Acreage Holdings, Inc. (CSE : ACRG.A.U )(CSE : ACRG.B.U )(OTCQX : ACRHF )(OTCQX : ACRDF ) announced that it was able pay off its old loan with a new lender. Acreage gets $65 million From a new lender who was not named, with a 10% discount on the original issue amounting to $6.5 million. The new lender gets a board observers right.
The company stated that $48 million was used to pay back a debt owed to another lender who is not affiliated with Canopy. After closing costs and expenses, the net proceeds from the loan to Acreage are approximately $8 million.
Dennis Curran, Chairman and Chief Executive Officer at Acreage, said that the capital infusion would help expand our retail footprint and enhance our presence in core markets. With our improved financial position, we’re well-positioned to act quickly on high-growth opportunities, especially within Ohio’s newly-established non-medical markets.
Acreage informed investors that the new contract has an annual rate of interest of 13.5%, and will mature on September 13, 2027. The new lender will receive interest in cash. Acreage may choose to pay interest in cash or in kind in favor of Canopy. The initial payment will be in kind.
Big debt remains
Acreage In its most recent financial report, the company stated that it had received an notice of default letter Agents of the Prime Rate Credit Facilities due January 2026. By the end of the third quarter, however, the company had corrected the notices by entering into a restated and amended credit agreement.

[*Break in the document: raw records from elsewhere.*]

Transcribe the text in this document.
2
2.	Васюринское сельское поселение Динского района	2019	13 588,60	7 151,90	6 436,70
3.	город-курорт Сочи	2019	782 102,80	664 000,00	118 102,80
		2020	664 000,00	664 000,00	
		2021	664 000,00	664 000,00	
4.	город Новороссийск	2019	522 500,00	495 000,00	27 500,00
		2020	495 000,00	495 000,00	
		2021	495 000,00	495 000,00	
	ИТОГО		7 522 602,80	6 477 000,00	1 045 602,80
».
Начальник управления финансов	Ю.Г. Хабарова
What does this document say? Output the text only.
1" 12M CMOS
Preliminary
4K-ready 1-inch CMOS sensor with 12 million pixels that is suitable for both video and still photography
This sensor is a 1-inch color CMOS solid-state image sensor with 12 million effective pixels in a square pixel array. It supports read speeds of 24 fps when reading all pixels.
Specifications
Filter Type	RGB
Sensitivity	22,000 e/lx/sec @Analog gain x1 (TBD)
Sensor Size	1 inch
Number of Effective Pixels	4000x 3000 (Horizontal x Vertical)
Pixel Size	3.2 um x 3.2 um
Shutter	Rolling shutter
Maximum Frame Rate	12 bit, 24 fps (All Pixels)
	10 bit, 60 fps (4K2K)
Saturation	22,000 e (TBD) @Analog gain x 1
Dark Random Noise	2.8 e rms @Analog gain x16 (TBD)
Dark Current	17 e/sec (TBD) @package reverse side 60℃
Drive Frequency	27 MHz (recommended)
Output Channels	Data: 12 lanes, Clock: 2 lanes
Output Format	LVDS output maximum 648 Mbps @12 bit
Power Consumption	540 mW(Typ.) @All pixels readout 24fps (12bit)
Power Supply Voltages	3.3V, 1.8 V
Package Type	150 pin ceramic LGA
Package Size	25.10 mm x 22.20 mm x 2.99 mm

Acreage reported in its latest MD&A that the company’s interest expense for the six-month period ending June 30, 2024 was $17.9 million. This increased by $359,000 as the company had a higher debt balance than it did in 2023. The company had $261 million in outstanding debt at the end of 2024.
The company informed investors that the cash and cash equivalents amounting to $9 million would be sufficient to cover the future obligations mentioned above, as well as the capital requirements of the existing operations and plans for expansion over the next 12 months.